8. En quatrième lieu, il ne ressort pas des pièces du dossier que le préfet de la Haute-Savoie n'aurait pas procédé à un examen particulier de la situation de M. B....
9. En cinquième lieu, ni le fait que le père de M. B... réside en Suisse, ni la circonstance, au demeurant non établie par les pièces du dossier, que l'intéressé serait basketteur professionnel et aurait besoin à ce titre de se déplacer en Europe pour effectuer des compétitions, ne constituent des circonstances humanitaires au sens des dispositions précitées, justifiant qu'une interdiction de retour sur le territoire français ne soit pas prononcée à son encontre.
10. Il résulte de tout ce qui précède que le préfet de la Haute-Savoie est fondé à soutenir que c'est à tort que, par le jugement attaqué, le magistrat délégué du tribunal administratif de Lyon a annulé sa décision du 28 mai 2018 portant interdiction de retour sur le territoire français pendant une durée d'un an. Par voie de conséquence, les conclusions aux fins d'injonction et les conclusions tendant à la mise à la charge de l'Etat d'une somme au titre des frais liés au litige présentées par M. B... ne peuvent qu'être rejetées.
DÉCIDE :
Article 1er : L'article 2 du jugement n° 1803694 du 31 mai 2018 est annulé.

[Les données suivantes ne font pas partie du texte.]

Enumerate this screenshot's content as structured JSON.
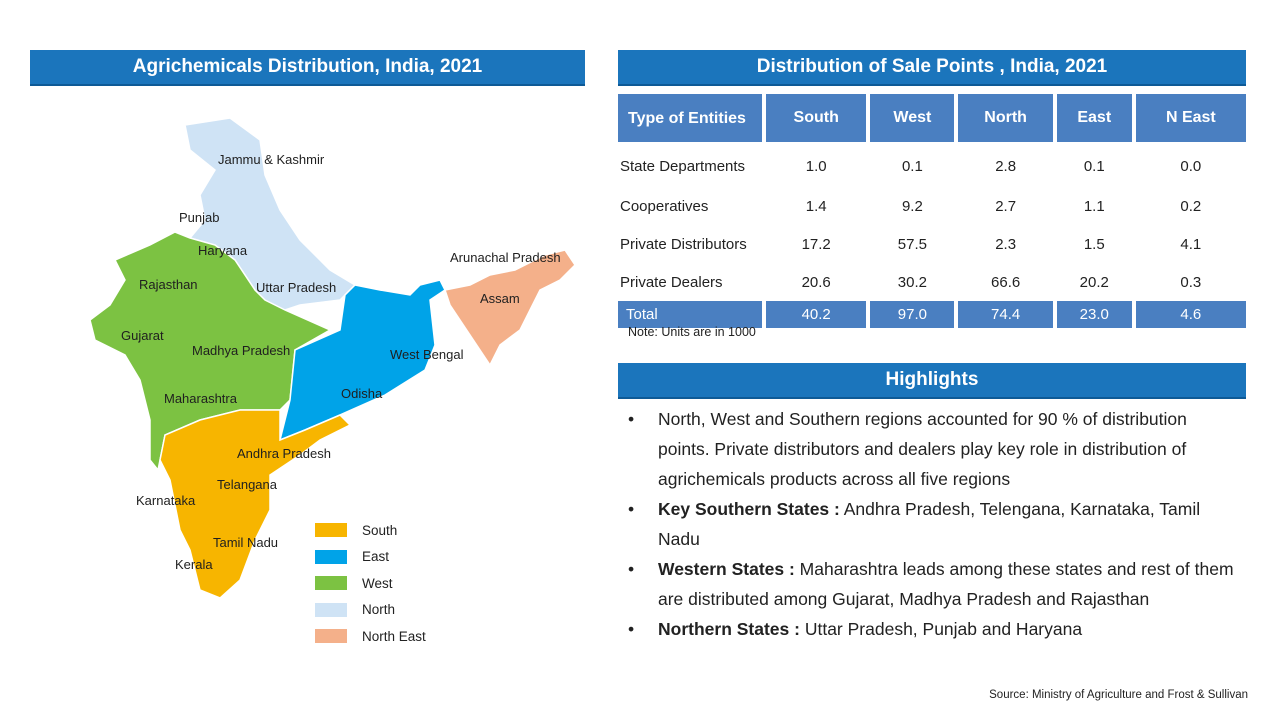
{
  "map_panel": {
    "title": "Agrichemicals Distribution, India, 2021",
    "region_colors": {
      "South": "#f7b500",
      "East": "#00a3e8",
      "West": "#7cc242",
      "North": "#cfe3f5",
      "North East": "#f4b08a"
    },
    "state_labels": [
      "Jammu & Kashmir",
      "Punjab",
      "Haryana",
      "Rajasthan",
      "Uttar Pradesh",
      "Arunachal Pradesh",
      "Assam",
      "Gujarat",
      "Madhya Pradesh",
      "West Bengal",
      "Odisha",
      "Maharashtra",
      "Andhra Pradesh",
      "Telangana",
      "Karnataka",
      "Tamil Nadu",
      "Kerala"
    ],
    "legend": [
      "South",
      "East",
      "West",
      "North",
      "North East"
    ]
  },
  "table_panel": {
    "title": "Distribution  of Sale Points , India, 2021",
    "headers": [
      "Type of Entities",
      "South",
      "West",
      "North",
      "East",
      "N East"
    ],
    "rows": [
      [
        "State Departments",
        "1.0",
        "0.1",
        "2.8",
        "0.1",
        "0.0"
      ],
      [
        "Cooperatives",
        "1.4",
        "9.2",
        "2.7",
        "1.1",
        "0.2"
      ],
      [
        "Private Distributors",
        "17.2",
        "57.5",
        "2.3",
        "1.5",
        "4.1"
      ],
      [
        "Private  Dealers",
        "20.6",
        "30.2",
        "66.6",
        "20.2",
        "0.3"
      ]
    ],
    "total": [
      "Total",
      "40.2",
      "97.0",
      "74.4",
      "23.0",
      "4.6"
    ],
    "note": "Note: Units are in 1000"
  },
  "highlights": {
    "title": "Highlights",
    "items": [
      {
        "bold": "",
        "text": "North, West and Southern regions accounted for 90 % of distribution points. Private distributors and dealers play key role in distribution of agrichemicals products across all  five regions"
      },
      {
        "bold": "Key Southern States :",
        "text": " Andhra Pradesh, Telengana, Karnataka, Tamil Nadu"
      },
      {
        "bold": "Western States :",
        "text": "  Maharashtra leads among these states and rest of them are distributed  among Gujarat, Madhya Pradesh and Rajasthan"
      },
      {
        "bold": "Northern States :",
        "text": " Uttar Pradesh, Punjab and Haryana"
      }
    ]
  },
  "source": "Source: Ministry of Agriculture  and Frost & Sullivan"
}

Article 2 : Les conclusions présentées par M. B... devant le tribunal tendant à l'annulation de la décision portant interdiction de retour sur le territoire français et les conclusions qu'il a présentées en appel sont rejetées.
Article 3 : Le présent arrêt sera notifié au ministre de l'intérieur et à M. A... B....
Copie en sera adressée au préfet de la Haute-Savoie et au procureur de la République près le tribunal de grande instance territorialement compétent.
Délibéré après l'audience du 4 avril 2019, à laquelle siégeaient :
M. Seillet, président,
MmeF..., première conseillère,
M. Savouré, premier conseiller.
Lu en audience publique, le 2 mai 2019.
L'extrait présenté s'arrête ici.